• DOLAR 32.399
  • EURO 35.096
  • ALTIN 2326.275
  • ...

Biz hiç bu kadar perişan olmamıştık Ümmet-i Muhammed olarak. Hiç bu kadar talan edilmemişti coğrafyamız, kirletilmemişti namusumuz. Kimi yerde bombalarla ölürken bebelerimiz kimi yerde ise açlık alıp götürüyor minik bedenlerimizi.

Ümmet-i Muhammed; çok acılar, çok katliamlar yaşadı ama perişanlık ve zillet hiç bu kadar kesif olmamış, ekmek, su, katık haline gelmemişti.

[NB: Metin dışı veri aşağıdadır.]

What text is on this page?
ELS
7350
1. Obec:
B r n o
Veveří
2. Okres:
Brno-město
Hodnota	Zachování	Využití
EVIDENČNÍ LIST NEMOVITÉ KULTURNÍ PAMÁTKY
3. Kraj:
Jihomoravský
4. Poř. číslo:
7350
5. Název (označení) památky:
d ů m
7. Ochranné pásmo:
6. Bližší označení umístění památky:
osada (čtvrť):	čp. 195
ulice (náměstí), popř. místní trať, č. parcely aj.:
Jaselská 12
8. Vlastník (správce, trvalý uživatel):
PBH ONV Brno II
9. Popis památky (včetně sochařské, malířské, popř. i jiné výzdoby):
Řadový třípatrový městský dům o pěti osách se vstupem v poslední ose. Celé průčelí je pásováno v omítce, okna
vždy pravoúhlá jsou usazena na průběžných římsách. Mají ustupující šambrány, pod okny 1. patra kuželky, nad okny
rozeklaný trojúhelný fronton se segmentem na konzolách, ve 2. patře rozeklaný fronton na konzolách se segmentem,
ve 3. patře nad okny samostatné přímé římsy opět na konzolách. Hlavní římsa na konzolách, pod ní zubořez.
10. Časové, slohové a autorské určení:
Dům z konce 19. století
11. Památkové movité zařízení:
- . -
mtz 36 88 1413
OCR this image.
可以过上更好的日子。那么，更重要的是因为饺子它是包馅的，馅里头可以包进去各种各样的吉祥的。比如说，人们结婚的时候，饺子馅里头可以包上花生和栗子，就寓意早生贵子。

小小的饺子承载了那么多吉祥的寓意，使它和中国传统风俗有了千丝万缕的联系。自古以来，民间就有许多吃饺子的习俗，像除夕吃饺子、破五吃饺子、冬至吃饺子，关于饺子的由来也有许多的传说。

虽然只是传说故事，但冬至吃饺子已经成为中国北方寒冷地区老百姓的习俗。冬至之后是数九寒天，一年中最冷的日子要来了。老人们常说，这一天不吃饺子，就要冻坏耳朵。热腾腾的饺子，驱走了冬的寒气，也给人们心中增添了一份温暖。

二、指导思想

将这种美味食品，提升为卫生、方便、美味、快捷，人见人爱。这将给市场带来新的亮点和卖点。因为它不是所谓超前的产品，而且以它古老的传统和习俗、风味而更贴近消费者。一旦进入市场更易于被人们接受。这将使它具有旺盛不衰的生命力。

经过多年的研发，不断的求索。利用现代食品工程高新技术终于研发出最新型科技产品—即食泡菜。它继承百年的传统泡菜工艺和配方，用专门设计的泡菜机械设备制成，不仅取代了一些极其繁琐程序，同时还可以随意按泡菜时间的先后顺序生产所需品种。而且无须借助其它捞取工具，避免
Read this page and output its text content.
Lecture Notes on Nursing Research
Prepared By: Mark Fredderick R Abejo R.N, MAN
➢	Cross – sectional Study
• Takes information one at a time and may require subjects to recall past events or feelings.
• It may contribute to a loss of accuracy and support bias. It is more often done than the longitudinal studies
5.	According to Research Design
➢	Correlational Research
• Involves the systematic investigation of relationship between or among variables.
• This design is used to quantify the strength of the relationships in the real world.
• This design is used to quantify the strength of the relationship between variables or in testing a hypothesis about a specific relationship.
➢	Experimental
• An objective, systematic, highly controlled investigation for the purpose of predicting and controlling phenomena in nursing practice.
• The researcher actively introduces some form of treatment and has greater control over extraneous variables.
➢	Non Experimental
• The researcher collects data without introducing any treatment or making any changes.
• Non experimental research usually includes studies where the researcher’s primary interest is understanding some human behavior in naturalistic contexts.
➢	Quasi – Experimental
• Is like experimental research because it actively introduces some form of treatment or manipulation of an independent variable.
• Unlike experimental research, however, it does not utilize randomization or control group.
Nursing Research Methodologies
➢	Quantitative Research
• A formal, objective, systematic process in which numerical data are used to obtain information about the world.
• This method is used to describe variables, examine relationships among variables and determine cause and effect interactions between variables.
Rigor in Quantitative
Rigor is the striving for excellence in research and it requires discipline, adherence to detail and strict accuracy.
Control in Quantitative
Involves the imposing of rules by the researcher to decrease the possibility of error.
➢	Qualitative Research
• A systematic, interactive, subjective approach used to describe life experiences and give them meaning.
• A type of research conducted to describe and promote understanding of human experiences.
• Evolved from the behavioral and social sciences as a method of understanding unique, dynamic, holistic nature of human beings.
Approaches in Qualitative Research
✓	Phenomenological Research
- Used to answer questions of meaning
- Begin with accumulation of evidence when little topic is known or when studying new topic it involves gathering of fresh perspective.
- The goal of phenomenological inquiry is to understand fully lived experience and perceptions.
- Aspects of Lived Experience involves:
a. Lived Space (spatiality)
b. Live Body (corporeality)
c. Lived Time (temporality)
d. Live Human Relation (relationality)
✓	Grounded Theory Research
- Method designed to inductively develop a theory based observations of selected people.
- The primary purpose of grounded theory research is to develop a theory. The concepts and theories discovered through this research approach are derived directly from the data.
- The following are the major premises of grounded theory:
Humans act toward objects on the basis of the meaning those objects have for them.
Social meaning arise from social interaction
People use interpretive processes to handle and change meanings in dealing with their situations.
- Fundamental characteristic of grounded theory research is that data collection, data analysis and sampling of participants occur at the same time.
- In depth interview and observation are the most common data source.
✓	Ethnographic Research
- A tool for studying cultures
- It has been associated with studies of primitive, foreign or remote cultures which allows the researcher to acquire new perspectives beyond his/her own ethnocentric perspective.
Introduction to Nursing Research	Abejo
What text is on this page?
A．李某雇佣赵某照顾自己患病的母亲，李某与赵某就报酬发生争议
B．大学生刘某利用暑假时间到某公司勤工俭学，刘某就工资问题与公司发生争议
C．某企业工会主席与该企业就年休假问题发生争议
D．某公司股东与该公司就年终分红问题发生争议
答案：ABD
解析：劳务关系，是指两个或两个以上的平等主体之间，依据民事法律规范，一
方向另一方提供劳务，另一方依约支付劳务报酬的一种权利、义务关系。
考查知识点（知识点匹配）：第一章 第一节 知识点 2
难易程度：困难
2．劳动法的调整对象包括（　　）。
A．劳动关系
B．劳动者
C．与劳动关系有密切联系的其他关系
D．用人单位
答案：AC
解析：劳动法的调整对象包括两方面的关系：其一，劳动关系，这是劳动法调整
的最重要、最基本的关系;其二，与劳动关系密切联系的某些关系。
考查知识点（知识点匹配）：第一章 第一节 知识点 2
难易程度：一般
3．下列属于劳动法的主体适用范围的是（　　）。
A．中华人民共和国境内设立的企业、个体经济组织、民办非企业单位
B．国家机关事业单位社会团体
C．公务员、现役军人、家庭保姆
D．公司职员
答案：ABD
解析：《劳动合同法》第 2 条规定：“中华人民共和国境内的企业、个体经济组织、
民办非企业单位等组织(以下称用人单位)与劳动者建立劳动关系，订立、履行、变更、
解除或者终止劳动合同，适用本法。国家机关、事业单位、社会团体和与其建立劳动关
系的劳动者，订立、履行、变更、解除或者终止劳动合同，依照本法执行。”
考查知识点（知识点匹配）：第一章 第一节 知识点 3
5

Bir yanda bir avuç Budist, toprağı çiğner gibi eziyor Müslümanları, öte yandan bir sıkımlık canı olan Siyonistler ise Ezan-ı Muhammedi`ye kelepçe vuruyor.

Nereyi saysam acaba, hortlayan Firavunların yurdu Mısır`ı mı, İslam Medeniyetinin en naif eserlerini taşırken bu gün enkaz yığını haline gelen Suriye`yi mi yoksa Myanmar, Sudan, Somali, Yemen ve yakılan yıkılan İslam Coğrafya`sının diğer nadide parçalarını mı?

Şair ne de güzel demiş;

                                               Perişandır Yurdum Yurdum Tarumar

                                               Birkaç Harami Yurdu Yağmalar

                                               Çoban Abasına Bürünmüş Kurtlar

                                               Yağmalar Sürüyü Bitti Umutlar

Umudun bittiği, İnsanlığın tükendiği, Salihlerin tarihin sayfalarında kaldığı, Ümmetin uçurumun kıyısını mesken tuttuğu bir çağın eşiğinde, birbirimizi yemenin acziyetiyle halimize bakıp ağlıyoruz sadece.

Nerede o, bir kadının tek başına hiçbir şeyden korkmadan Sana`dan Hadramevt`e kadar emniyet içerisinde gittiği o günler ve şimdi yaşadığımız günlere hâkim olan şu korku dolu huzursuzluk anları?

Ne olacak Ümmet-i Muhammed`in şu hali? Bize hep yitirdiklerimizin arkasından ağıtlar yakmak mı düşecek?

Bir kurtarıcının gelmesini mi bekleyeceğiz yoksa her birimiz birer kurtarıcı gibi çalışmayı ve Müslümanların dertleriyle dertlenmeyi mi tercih edeceğiz? Tıpkı Risalet öncesi dönem gibi ateş çukurunun kıyısındayız Rabbim muhafaza etsin ateş ile aramızda sadece bir lahza var.

Kurtarıcı beklemektense Kurtarıcı olmayı tercih etmek ve her türlü ırkî, mezhebî, grupsal ve kişisel kaygılardan uzak bir şekilde Ümmet`in kurtuluşu için çabalamak, kendimizi bu yola adamak lazım. Tıpkı Rabbimizin Nisa Sûresi`nin 75. Ayeti`nde emrettiği gibi.

“Size ne oluyor da, Allah yolunda "Ey Rabbimiz! Bizi halkı zalim olan şu beldeden kurtar ve rahmetinle bize sahip çıkacak bir koruyucu ve destek olacak bir yardımcı gönder!" diye yalvaran güçsüz erkekler, kadınlar ve çocuklar için savaşmıyorsunuz?”

Coğrafyamızın her yanı bize koruyucu gönder diye yakaran güçsüz erkekler, kadınlar ve çocuklarla dolu. Eksik olan ise onlara sahip çıkacak olan koruyucular ve kurtarıcılar.

Tercih bizim ya hepimiz zayıfların zümresinden olup hep beraber yok olacağız ya da Salih kurtarıcılar olarak hem kendimizi hem de Ümmet`i ve Ümmet`in coğrafyasını kurtaracağız.

Rabbim Kurtarıcıların zümresinden eylesin.